The last average frost around the Great Falls area is around mid to the end of May, but Great Falls is familiar with snow in June. Amy Grisak is an expert gardener and President of River City Harvest Community Garden. She says with a laugh, "as anyone who has lived here for any amount of time knows, it could be June something". This means if you haven't started planting, you should be getting ready and also be ready for the unexpected.
If you can't wait a few extra days, make sure to plant hardy greens or ones that need some time before they pop out of the ground. Grisak says, "you can plant your lettuce, spinach, radishes, potatoes, peas, those all have to go in the ground and you can even start seeding some of your warmer season plants like cucumbers, melons, and beans".
Water becomes your best friend to raise successful plants from seed, especially with high winds that dry the soil out. Grisak says, "you need to keep that soil bed moist or the seeds will not germinate".
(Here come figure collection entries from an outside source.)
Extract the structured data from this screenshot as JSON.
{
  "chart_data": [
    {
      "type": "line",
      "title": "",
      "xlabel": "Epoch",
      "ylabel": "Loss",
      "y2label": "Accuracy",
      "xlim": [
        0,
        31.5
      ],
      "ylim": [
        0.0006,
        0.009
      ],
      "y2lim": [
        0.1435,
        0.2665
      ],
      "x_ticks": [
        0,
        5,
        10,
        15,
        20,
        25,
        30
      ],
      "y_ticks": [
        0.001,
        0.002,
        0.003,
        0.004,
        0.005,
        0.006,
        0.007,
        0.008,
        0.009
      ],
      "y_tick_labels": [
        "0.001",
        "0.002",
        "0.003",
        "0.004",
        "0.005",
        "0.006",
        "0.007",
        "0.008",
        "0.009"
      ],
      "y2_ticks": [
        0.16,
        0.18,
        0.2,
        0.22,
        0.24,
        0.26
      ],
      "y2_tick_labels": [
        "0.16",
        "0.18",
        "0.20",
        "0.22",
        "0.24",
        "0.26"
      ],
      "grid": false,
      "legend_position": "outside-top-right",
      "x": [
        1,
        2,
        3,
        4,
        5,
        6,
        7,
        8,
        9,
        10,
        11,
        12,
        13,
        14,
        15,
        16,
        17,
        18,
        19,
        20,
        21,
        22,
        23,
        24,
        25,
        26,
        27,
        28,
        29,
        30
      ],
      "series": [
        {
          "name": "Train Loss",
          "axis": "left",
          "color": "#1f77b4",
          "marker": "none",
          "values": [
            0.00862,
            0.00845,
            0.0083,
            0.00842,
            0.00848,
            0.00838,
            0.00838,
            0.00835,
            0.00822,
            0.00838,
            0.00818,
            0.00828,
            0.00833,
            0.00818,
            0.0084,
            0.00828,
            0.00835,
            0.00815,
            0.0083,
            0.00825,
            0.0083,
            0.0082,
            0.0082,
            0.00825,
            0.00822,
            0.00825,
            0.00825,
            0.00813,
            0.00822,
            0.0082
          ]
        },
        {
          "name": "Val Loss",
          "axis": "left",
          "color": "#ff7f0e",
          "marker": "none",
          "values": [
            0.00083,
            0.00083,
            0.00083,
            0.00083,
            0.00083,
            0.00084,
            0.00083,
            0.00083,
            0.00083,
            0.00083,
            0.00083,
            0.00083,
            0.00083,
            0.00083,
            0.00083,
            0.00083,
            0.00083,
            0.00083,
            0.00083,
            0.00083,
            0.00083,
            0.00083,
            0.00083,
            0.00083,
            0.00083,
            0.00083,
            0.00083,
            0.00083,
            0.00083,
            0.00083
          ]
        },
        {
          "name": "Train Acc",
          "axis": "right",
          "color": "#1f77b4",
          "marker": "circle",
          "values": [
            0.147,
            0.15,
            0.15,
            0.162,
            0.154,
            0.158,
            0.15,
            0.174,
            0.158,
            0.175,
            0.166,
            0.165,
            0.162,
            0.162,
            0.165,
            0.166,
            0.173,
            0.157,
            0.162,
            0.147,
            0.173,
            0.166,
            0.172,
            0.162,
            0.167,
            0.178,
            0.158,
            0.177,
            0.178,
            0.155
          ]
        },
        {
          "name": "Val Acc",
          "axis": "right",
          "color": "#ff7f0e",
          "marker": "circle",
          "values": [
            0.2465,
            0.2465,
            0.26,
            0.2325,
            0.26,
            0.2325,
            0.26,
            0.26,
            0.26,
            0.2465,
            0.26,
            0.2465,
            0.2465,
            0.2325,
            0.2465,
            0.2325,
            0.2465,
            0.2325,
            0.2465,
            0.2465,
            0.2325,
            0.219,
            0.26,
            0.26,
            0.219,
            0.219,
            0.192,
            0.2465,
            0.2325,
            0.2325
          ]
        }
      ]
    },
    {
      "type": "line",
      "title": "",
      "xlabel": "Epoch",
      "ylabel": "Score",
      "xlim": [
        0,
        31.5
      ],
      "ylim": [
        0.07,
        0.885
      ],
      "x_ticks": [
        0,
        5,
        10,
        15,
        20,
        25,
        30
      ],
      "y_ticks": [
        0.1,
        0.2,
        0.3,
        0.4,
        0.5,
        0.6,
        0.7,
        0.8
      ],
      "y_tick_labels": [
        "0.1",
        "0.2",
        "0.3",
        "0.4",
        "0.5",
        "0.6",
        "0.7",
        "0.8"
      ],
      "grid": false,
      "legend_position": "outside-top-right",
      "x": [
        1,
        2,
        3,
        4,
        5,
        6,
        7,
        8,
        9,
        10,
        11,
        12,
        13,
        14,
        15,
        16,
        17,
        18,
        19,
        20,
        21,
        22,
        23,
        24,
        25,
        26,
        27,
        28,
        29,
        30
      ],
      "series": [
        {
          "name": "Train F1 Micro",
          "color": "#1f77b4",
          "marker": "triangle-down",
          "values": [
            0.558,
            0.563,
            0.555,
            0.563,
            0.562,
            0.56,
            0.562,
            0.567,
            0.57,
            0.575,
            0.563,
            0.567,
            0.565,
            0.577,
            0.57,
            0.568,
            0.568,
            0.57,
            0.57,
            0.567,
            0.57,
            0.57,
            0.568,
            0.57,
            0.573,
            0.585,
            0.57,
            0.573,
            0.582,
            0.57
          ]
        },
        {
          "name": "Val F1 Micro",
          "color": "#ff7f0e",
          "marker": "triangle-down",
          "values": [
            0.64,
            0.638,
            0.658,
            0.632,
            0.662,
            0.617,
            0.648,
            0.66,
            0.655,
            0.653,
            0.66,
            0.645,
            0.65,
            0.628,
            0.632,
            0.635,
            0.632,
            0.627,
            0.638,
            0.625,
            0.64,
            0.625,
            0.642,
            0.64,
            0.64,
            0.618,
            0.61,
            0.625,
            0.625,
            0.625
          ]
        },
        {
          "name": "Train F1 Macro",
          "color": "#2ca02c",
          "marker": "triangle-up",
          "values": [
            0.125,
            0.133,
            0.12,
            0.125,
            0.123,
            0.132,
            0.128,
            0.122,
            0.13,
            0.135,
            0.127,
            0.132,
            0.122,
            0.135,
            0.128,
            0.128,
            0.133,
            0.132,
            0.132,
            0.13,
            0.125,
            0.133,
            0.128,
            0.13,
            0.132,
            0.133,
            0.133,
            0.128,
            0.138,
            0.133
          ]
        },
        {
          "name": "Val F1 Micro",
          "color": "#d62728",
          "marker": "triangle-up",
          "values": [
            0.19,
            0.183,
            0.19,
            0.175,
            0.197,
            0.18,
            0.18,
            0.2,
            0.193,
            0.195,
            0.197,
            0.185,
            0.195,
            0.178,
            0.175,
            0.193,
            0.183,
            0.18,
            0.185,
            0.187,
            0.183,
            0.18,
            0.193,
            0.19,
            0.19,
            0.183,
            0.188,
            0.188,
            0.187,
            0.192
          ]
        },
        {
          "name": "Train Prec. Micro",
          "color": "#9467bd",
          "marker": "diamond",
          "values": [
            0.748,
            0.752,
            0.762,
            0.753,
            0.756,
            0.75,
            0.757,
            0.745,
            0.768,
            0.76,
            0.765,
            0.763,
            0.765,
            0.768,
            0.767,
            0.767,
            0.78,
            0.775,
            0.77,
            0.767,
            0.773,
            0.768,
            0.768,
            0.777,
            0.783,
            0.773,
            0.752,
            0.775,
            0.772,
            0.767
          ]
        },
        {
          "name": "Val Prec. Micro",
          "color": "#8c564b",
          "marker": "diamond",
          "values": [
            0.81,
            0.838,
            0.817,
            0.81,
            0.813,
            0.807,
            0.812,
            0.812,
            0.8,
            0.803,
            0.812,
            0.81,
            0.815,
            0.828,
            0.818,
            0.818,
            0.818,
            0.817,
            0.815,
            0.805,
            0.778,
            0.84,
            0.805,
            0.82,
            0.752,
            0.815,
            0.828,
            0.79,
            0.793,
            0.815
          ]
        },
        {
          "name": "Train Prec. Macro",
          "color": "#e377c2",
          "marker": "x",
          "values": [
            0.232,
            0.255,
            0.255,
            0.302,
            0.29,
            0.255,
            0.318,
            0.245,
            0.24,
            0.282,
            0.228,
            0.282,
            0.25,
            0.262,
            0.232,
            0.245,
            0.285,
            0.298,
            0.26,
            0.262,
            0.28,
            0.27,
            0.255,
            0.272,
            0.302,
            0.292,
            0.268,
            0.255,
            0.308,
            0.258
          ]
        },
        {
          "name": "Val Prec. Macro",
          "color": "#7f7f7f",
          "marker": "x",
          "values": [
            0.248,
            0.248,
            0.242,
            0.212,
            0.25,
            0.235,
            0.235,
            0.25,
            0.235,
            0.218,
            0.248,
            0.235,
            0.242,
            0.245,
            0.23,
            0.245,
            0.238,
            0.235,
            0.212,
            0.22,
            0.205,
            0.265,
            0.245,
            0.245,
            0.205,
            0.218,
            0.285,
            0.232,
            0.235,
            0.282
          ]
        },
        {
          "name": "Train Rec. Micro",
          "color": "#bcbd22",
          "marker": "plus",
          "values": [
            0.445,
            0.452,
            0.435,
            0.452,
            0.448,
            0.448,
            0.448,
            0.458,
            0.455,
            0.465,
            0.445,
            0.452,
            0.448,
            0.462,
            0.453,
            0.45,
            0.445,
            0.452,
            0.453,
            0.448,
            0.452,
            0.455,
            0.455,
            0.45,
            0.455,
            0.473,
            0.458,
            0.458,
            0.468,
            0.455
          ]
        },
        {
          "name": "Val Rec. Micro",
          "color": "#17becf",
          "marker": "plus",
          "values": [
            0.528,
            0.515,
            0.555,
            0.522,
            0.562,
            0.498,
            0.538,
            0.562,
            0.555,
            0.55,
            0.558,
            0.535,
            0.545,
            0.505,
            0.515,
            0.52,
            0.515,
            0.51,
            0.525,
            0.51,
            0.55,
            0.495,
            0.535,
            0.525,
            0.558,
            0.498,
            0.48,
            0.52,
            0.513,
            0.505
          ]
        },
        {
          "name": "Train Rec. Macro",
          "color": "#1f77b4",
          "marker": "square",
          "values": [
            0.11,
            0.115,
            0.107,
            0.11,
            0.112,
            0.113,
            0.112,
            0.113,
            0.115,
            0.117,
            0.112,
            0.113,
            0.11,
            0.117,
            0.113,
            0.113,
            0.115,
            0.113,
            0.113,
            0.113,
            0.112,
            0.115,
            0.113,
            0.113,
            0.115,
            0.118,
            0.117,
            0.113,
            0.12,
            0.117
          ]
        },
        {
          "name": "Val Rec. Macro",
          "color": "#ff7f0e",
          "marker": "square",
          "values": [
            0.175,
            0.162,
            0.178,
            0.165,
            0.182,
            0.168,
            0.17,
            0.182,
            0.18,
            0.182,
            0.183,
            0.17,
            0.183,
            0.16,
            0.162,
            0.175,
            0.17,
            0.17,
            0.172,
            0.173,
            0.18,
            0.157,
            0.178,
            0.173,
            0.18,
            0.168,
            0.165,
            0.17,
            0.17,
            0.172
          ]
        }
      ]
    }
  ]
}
It's a good time to get those flower beds going as well. Grisak says, "safe flowers to plant are perennials because they are a little more acclimated and hardier". Raised beds are great because you have more control over your soil. Soil in Great Falls is often clay or sandy. Sandy soil can be the worst of the two because Grisak says, "the moisture in particular and there the nutrients are going to be washing through the soil more." If you plant any temperamental plants, just be sure to cover them if Meteorologist Ted King is forecasting a cold front.
This is also the perfect time to add organic material like compost to your soil, but be careful with manure. Grisak says, "you don't want to apply any fresh manure, you want to give it at least 120 days which is 4 months between applying any manure and harvesting". That wait period is crucial to be sure bacteria is no longer a threat. You also need to know the source of your manure because herbicide tends to be a problem around Montana.